The harder question I keep landing on is who reads the contract. Drift in team Definitions of Done usually comes not from missing contract text but from no one being on the hook for whether the contract is actually honored. The same shape will catch agent skills the moment they become widespread. The contract has to live somewhere a counterparty can flinch when it gets violated.

Alex Shev • Jun 23

That contract framing is the right bridge. A skill should not just tell the agent what to do; it should define the shape of a responsible run. Trigger, workflow, output, verification, refusal, and stop conditions are what make the behavior repeatable instead of improvised.

Mike Czerwinski • Jun 24

Yes, and the contract makes the skill auditable as well as repeatable, which is the underrated second-order effect. With trigger / workflow / output / verification / refusal / stop named explicitly, you can reconstruct after the fact what the agent should have done, separate from what it did. The improvised version gives you a transcript and an outcome and nothing in between, so disagreement collapses into vibes. The contracted version gives you six places to point at when something went sideways, and the agent has six places to point back. That asymmetry between what is fixed by the contract and what is left to the run is also what lets you change one slot without rewriting the skill, swap the verifier without touching the workflow, tighten the refusal without re-deriving the trigger. Composable in the boring sense, not the marketing one.

Alex Shev • Jun 25

That audit trail point is important. A skill contract should make disagreement concrete: was the trigger wrong, the workflow under-specified, the verifier weak, or the refusal missing? Without those slots, every failure turns into a debate about model behavior. With them, you can improve the system without rewriting the whole skill.

Mike Czerwinski • Jun 25

Trigger / workflow / verifier / refusal as typed slots is the cut that makes contract-failure debuggable instead of relitigated. The model-behavior debate is the failure mode you get when none of those slots are first-class, because every failure resolves into the same unfalsifiable bucket.

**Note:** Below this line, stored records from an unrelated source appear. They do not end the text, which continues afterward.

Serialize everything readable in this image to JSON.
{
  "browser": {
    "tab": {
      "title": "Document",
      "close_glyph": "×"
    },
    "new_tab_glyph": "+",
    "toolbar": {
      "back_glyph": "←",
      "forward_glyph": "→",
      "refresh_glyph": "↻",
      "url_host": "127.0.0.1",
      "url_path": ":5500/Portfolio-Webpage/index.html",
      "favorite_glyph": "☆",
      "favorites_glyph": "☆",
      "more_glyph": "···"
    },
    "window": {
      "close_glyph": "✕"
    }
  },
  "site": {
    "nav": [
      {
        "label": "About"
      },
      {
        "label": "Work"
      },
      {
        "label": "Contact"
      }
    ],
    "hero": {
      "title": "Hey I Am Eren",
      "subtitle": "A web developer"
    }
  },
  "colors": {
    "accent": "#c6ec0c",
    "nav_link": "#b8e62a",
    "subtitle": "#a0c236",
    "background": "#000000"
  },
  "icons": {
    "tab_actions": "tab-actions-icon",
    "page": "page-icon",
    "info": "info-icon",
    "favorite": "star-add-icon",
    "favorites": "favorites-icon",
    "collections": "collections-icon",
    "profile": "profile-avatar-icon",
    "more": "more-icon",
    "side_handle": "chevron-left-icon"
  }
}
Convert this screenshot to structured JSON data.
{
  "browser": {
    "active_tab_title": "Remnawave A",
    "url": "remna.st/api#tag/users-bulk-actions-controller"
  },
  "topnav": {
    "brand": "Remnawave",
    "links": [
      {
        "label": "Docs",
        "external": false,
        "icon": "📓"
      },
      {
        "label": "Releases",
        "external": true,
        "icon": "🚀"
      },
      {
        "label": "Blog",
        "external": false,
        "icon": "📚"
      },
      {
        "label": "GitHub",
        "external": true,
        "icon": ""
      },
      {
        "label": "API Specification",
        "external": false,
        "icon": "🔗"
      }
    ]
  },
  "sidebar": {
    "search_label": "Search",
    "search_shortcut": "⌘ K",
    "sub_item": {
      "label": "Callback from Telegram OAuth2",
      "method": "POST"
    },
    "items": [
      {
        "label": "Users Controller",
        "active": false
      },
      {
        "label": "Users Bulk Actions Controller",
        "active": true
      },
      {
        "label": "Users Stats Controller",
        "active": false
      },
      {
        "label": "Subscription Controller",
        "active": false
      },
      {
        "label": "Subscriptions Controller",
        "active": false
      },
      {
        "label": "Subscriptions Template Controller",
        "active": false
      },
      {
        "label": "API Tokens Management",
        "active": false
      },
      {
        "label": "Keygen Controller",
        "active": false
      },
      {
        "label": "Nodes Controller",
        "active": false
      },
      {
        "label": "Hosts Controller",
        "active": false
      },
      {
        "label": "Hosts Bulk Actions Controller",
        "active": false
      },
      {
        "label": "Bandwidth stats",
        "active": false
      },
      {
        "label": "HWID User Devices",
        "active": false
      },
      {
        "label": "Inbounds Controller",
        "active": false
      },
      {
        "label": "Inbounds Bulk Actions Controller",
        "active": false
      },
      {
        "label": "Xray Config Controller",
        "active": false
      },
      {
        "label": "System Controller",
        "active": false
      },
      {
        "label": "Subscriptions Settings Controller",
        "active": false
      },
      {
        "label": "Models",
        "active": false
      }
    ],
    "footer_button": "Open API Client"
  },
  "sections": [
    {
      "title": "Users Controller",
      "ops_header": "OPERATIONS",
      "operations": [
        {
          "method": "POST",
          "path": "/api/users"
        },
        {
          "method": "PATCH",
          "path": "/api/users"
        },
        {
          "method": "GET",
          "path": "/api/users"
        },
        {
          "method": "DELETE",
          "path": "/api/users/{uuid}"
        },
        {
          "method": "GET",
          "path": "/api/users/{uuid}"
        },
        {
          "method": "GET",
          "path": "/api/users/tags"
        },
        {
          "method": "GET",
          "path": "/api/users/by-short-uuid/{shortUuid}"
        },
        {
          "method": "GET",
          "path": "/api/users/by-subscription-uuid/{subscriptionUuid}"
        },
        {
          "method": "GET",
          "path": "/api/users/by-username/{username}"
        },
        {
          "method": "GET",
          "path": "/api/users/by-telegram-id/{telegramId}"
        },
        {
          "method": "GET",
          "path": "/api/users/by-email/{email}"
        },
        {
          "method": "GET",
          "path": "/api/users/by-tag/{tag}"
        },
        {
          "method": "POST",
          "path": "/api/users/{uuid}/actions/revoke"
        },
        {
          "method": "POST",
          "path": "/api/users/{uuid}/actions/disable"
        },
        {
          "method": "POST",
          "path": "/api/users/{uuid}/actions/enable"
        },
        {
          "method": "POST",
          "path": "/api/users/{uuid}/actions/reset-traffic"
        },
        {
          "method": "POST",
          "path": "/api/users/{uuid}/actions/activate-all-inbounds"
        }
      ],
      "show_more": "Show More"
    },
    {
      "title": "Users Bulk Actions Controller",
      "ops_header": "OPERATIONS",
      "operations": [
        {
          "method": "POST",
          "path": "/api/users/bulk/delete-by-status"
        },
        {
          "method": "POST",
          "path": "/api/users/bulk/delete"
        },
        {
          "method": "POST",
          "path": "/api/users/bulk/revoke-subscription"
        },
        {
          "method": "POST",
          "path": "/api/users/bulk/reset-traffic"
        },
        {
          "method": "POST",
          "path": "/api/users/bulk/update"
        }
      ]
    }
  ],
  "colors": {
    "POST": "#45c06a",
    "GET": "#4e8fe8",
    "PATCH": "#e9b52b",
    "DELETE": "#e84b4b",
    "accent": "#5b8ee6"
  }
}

The follow-up I'd hold is that each slot needs its own typed evidence for the wrong-call, not just a label. "Trigger wrong" with no record of what fired and why is a slot in name only, and it pushes the debate one floor down instead of dissolving it. The trigger record needs to carry which keyword matched, which context predicate was true, and what the skill expected. Same shape for the other three. Slot without evidence is theater.

Without that, the four slots become four new places to argue.

Alex Shev • Jun 26

Yes. Slot without evidence is theater is the right warning.

The evidence record is what makes the contract debuggable: what triggered, which predicate matched, what verifier ran, what refusal condition applied, and what output was accepted. Without that, the slots become labels for the same old argument.